About $3.3 million in costs must be eliminated from an $85 million unrestricted general fund budget for next year, a number not seen since planning for the 2014 budget.
The Duluth School Board heard from district administrators Tuesday night about the preliminary budget, which they'll vote on in March so staffing decisions can begin. A final budget will be up for approval in June.
While the past few years have seen a surplus for the district, Superintendent Bill Gronseth said "expenses have finally caught up to us, and we knew they would because our increases haven't kept up with the percentage increase of expenses."

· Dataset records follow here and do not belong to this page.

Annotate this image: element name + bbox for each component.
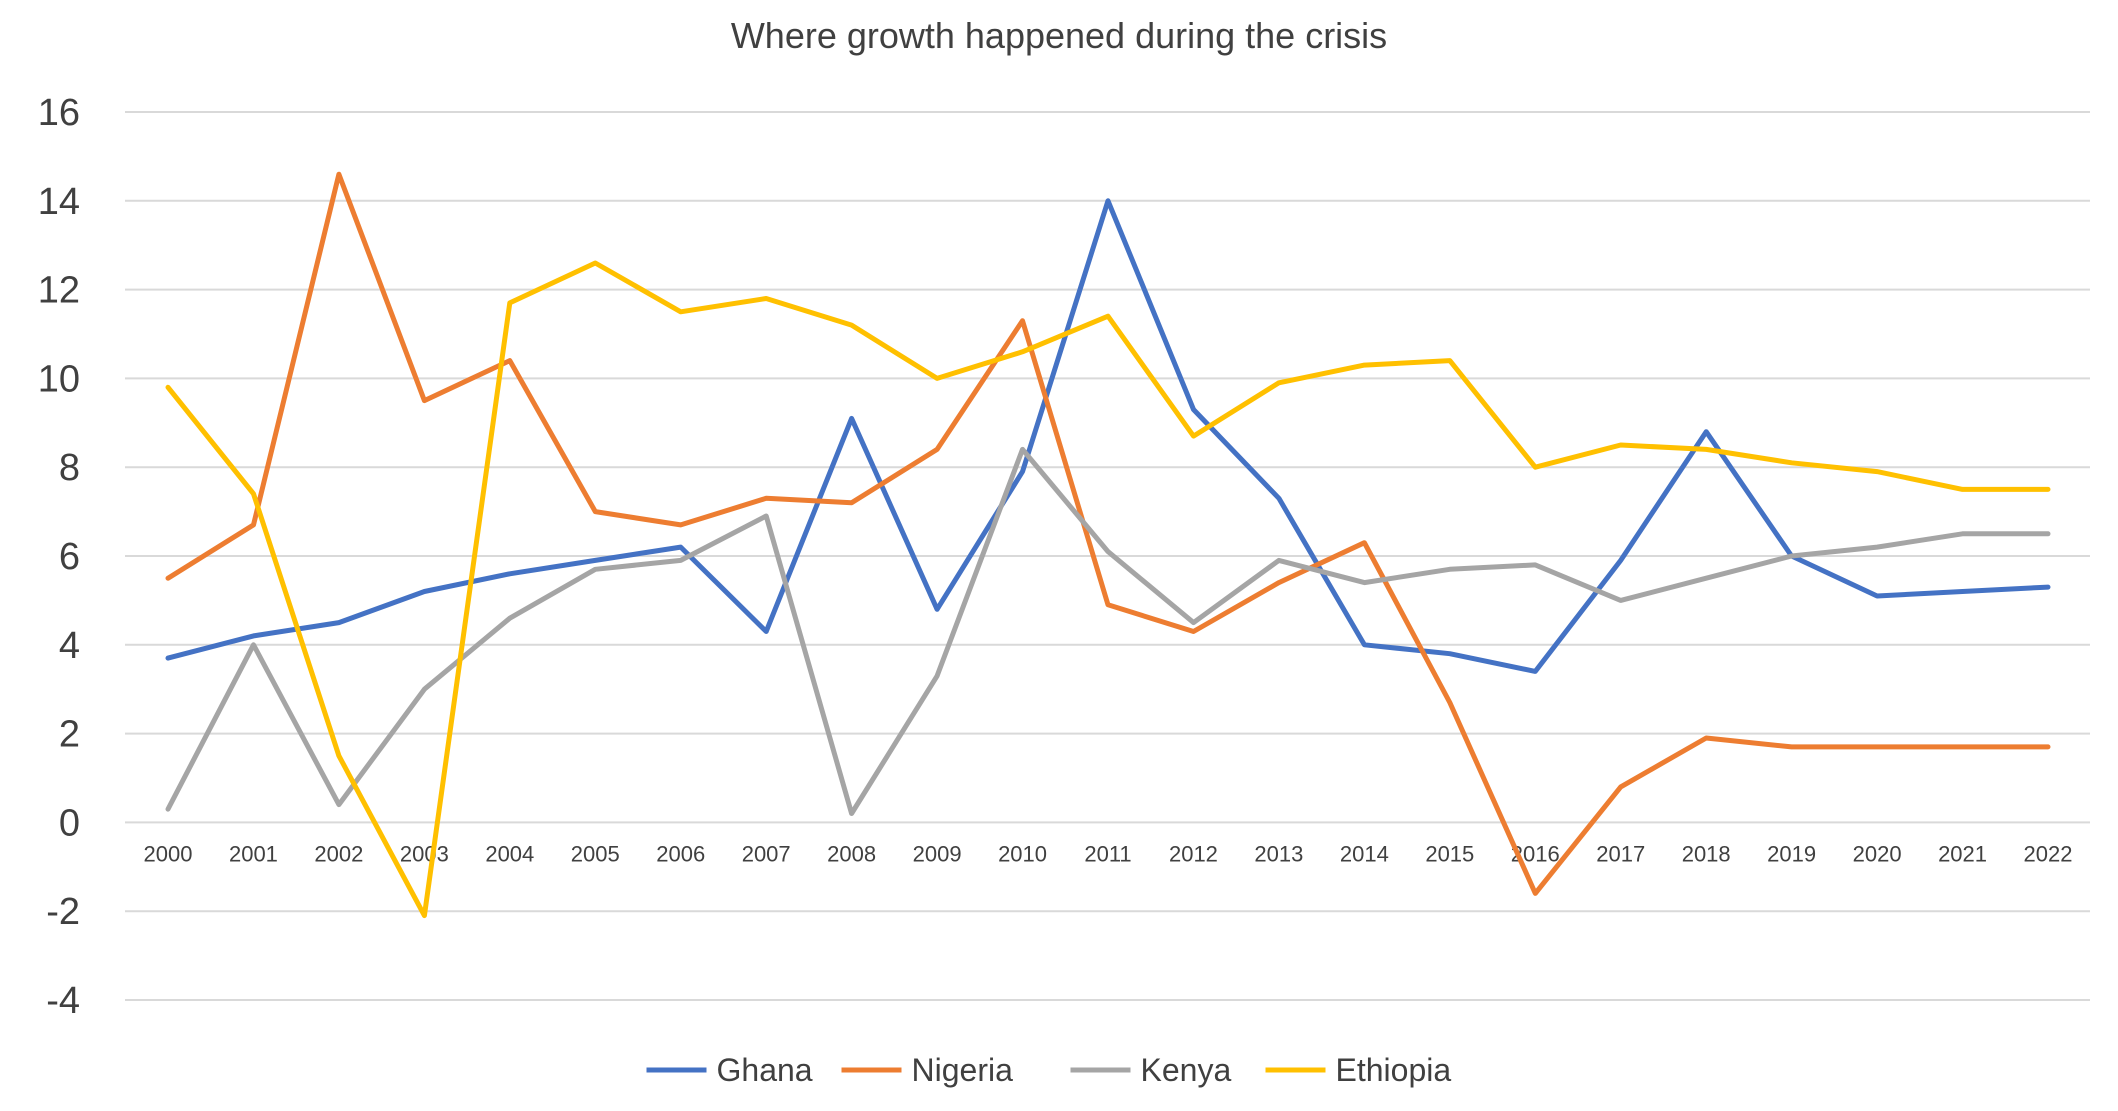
x-tick-label: 2005 (571, 841, 620, 866)
y-tick-label: 2 (59, 714, 80, 756)
y-tick-label: 14 (38, 181, 80, 223)
y-tick-label: 16 (38, 92, 80, 134)
x-tick-label: 2022 (2024, 841, 2073, 866)
x-tick-label: 2011 (1084, 841, 1131, 866)
x-tick-label: 2008 (827, 841, 876, 866)
x-tick-label: 2002 (314, 841, 363, 866)
x-tick-label: 2020 (1853, 841, 1902, 866)
y-axis-tick-labels: -4 -2 0 2 4 6 8 10 12 14 16 (38, 92, 80, 1022)
x-tick-label: 2012 (1169, 841, 1218, 866)
legend-label: Kenya (1141, 1052, 1232, 1088)
series-line-nigeria (165, 171, 2051, 896)
legend-label: Nigeria (912, 1052, 1014, 1088)
legend-label: Ghana (717, 1052, 813, 1088)
legend-label: Ethiopia (1336, 1052, 1452, 1088)
x-tick-label: 2018 (1682, 841, 1731, 866)
x-tick-label: 2021 (1938, 841, 1987, 866)
chart-title: Where growth happened during the crisis (731, 15, 1387, 56)
x-tick-label: 2009 (913, 841, 962, 866)
x-tick-label: 2019 (1767, 841, 1816, 866)
x-tick-label: 2013 (1254, 841, 1303, 866)
y-tick-label: 0 (59, 802, 80, 844)
x-axis-tick-labels: 2000 2001 2002 2003 2004 2005 2006 2007 2008 2009… (144, 841, 2073, 866)
x-tick-label: 2003 (400, 841, 449, 866)
y-tick-label: -4 (46, 980, 80, 1022)
y-tick-label: -2 (46, 891, 80, 933)
series-line-ethiopia (165, 260, 2051, 919)
series-line-ghana (165, 198, 2051, 674)
legend-item-ethiopia: Ethiopia (1265, 1052, 1452, 1088)
x-tick-label: 2001 (229, 841, 278, 866)
x-tick-label: 2004 (485, 841, 534, 866)
x-tick-label: 2010 (998, 841, 1047, 866)
legend: Ghana Nigeria Kenya Ethiopia (646, 1052, 1452, 1088)
series-lines (165, 171, 2051, 919)
legend-item-ghana: Ghana (646, 1052, 813, 1088)
series-line-kenya (165, 446, 2051, 816)
x-tick-label: 2006 (656, 841, 705, 866)
y-tick-label: 10 (38, 358, 80, 400)
legend-item-nigeria: Nigeria (841, 1052, 1014, 1088)
y-tick-label: 8 (59, 447, 80, 489)
x-tick-label: 2000 (144, 841, 193, 866)
gridlines (125, 111, 2090, 1001)
x-tick-label: 2014 (1340, 841, 1389, 866)
x-tick-label: 2015 (1425, 841, 1474, 866)
x-tick-label: 2017 (1596, 841, 1645, 866)
y-tick-label: 4 (59, 625, 80, 667)
y-tick-label: 12 (38, 270, 80, 312)
y-tick-label: 6 (59, 536, 80, 578)
x-tick-label: 2007 (742, 841, 791, 866)
legend-item-kenya: Kenya (1070, 1052, 1232, 1088)
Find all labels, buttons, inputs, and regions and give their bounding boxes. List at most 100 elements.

That's why when the 2013 operating levy was approved, investments were conservative, he said. That annual money still will be used for the things it was intended: maintaining class size reductions after record highs and working on student achievement. But it's not likely that class sizes will be reduced further, Gronseth said.
The deficit was created largely through declining enrollment. More than $500,000 of it is a holdover from fewer students related to this year's budget; enrollment projections for this year were off by 85 pupil units, a weighted enrollment measure of students. Another $1.6 million in enrollment reduction is projected for next year, with an estimated loss of 140 pupil units. That loss of student revenue could mean some teacher layoffs. The state allocates money to school districts based on their numbers of students.
Overall, the district - which has experienced declining enrollment for more than 20 years - lost nearly 2.5 percent of its students between October 2014 and October 2015, with the largest decrease seen in elementary schools.
While an increase to the state per-pupil funding formula next year adds more than $1 million to the budget, the district will add $1.5 million to teacher salaries. Those increases come from contract stipulations and pay raises for things such as experience and education. Other likely expenditure increases come from inflation and projected health care costs - estimated to be 6.5 percent - although that health care number has come in lower than projected in recent years. If nothing is done and state per-pupil aid doesn't increase for the 2018 budget, the deficit could nearly double.
"The focus isn't on the second year out," said business services manager Bill Hanson. "It's just to give you a feel on where we are headed."
While board members for years have talked about reinstating the seventh period at the middle and high schools - cut in 2012 and 2003, respectively - the cost would be about $2.4 million, Gronseth said, and would mean "considerable structural change."
The district has been exploring different types of scheduling that would allow more variety in class choices, such as block scheduling.
No reduction or investment options were proposed to the board Tuesday, with work beginning this week on a plan to balance the budget.
The 2014 and 2013 budgets both dealt with more than $3 million in reductions, and in 2012 cuts totalled $6 million.